Infection prevention and control

Score: 3

No one raised concerns around the home’s cleanliness and hygiene. Relatives were happy with the quality of cleanliness in the home. Several people complimented it. One relative stated there were no bad odours when they looked round the home.

Staff had received Infection Prevention and Control (IPC). Staff told us that the recent employment of a designated cleaner had been positive for them as it now allowed them to spend more social time with people.

Personal Protective Equipment (PPE) and hand sanitiser was readily available and was seen to be used effectively.

The home was clean and regular checks of the cleanliness and infection prevention were being completed. A regular cleaner had been recently appointed.

Medicines optimisation

Score: 2

Medicines management was noted to be much improved and safer from the last inspection. However, the management of topical medicines needed improving. People had their medication administered safely, and in line with their needs and preferences. People received medicines safely from staff who were trained to administer medicines.

Staff confirmed they received training in medication administration and their competence was assessed regularly. Staff could tell us what action they would take if people refused their medication and the signs they would look for if someone needed as and when required (PRN) medication for pain. Systems in place for managing topical medicines safely needed improving and the provider took immediate action to address this. The audits being done by the staff and management were repetitive and often not completed in full and had become ineffective.

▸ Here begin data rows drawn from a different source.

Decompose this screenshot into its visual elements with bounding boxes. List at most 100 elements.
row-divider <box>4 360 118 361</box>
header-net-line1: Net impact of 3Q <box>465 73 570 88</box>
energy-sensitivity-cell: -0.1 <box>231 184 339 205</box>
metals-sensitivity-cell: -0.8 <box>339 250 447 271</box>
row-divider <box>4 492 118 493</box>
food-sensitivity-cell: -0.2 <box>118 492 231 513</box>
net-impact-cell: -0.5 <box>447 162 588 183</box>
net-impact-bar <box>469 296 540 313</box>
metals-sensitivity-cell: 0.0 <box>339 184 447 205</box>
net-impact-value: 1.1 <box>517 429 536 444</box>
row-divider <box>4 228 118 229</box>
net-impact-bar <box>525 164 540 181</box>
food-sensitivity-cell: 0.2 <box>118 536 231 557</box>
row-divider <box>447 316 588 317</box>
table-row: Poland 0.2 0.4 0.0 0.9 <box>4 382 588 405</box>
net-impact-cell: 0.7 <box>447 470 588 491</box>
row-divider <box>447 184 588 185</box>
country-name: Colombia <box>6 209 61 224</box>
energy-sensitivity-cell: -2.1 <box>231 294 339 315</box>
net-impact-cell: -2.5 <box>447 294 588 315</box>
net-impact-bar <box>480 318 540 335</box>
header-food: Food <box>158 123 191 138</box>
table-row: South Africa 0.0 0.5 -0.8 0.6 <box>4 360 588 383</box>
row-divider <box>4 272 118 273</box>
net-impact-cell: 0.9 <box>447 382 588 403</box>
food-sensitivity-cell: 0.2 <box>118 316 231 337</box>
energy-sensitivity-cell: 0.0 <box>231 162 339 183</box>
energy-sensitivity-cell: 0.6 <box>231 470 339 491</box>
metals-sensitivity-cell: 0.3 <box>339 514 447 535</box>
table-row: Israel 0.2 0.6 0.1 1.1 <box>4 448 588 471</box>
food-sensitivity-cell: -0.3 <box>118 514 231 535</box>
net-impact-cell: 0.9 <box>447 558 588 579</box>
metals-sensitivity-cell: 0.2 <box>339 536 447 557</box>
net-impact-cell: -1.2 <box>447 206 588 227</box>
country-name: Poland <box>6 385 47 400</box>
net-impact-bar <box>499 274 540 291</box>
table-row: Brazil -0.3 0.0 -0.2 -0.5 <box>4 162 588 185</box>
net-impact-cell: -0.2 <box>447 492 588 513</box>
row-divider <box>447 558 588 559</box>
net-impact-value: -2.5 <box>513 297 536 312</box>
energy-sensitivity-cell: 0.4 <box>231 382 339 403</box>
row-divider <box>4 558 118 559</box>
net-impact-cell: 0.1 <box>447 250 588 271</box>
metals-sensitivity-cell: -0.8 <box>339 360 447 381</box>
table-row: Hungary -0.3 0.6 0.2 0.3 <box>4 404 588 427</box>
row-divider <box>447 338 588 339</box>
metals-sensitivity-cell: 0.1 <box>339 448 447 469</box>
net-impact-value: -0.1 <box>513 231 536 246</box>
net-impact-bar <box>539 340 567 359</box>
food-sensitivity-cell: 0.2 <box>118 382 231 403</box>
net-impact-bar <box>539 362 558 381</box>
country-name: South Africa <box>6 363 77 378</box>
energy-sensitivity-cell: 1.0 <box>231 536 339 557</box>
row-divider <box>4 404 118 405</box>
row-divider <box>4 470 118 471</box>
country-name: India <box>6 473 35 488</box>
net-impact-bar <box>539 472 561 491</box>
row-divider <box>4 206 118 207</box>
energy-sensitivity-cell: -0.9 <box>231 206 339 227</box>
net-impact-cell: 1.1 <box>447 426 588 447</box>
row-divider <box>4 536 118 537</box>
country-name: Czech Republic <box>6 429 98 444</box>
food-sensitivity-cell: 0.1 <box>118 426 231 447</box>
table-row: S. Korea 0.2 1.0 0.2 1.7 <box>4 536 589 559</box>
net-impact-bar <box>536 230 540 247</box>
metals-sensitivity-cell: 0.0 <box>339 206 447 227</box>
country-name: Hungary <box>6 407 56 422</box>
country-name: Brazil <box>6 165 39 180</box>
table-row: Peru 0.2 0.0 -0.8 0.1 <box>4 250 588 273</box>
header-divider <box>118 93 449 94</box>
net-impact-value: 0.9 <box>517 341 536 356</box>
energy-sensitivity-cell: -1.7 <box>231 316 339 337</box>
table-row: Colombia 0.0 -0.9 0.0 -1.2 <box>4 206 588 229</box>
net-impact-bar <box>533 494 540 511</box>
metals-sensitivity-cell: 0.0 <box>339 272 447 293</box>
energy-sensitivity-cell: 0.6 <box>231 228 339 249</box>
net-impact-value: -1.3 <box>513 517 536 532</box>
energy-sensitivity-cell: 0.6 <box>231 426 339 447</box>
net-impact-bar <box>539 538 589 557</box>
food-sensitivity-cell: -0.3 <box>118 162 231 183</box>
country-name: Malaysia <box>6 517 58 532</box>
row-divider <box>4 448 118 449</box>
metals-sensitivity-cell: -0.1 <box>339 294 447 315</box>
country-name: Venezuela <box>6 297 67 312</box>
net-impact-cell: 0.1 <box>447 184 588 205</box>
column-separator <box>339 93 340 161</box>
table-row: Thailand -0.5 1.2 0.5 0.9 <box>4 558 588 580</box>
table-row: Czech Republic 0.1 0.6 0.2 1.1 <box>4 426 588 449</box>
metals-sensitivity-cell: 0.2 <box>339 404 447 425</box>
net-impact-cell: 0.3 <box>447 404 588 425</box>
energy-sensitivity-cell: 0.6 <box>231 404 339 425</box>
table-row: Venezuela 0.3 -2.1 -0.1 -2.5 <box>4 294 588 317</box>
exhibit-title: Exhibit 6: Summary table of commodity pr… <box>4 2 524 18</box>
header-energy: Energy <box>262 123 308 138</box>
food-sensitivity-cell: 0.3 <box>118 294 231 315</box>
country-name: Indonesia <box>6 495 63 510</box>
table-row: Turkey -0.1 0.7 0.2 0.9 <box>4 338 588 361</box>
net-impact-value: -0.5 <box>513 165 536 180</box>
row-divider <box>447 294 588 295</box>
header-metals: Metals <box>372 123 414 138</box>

On the first day multiple prescribed topical creams were found in people’s bedrooms and a communal bathroom and on request were moved to safe storage. Safer management and storage were implemented by the provider during our visits. Guidance & risk assessment were not in place for people on anticoagulation therapy and some handwritten instructions for use copied from the prescription for topical medicines were not always double signed in line with safe practice guidance. The provider and medicines champion for the home addressed this. Controlled drugs and eye drops were stored and administered following best practice. Controlled drugs are drugs which are dangerous or otherwise harmful and have the potential for abuse or misuse. We observed staff administering medicines. Medicines audits, though in place, were overcomplicated and incomplete. We have addressed this further under the key question of well-led.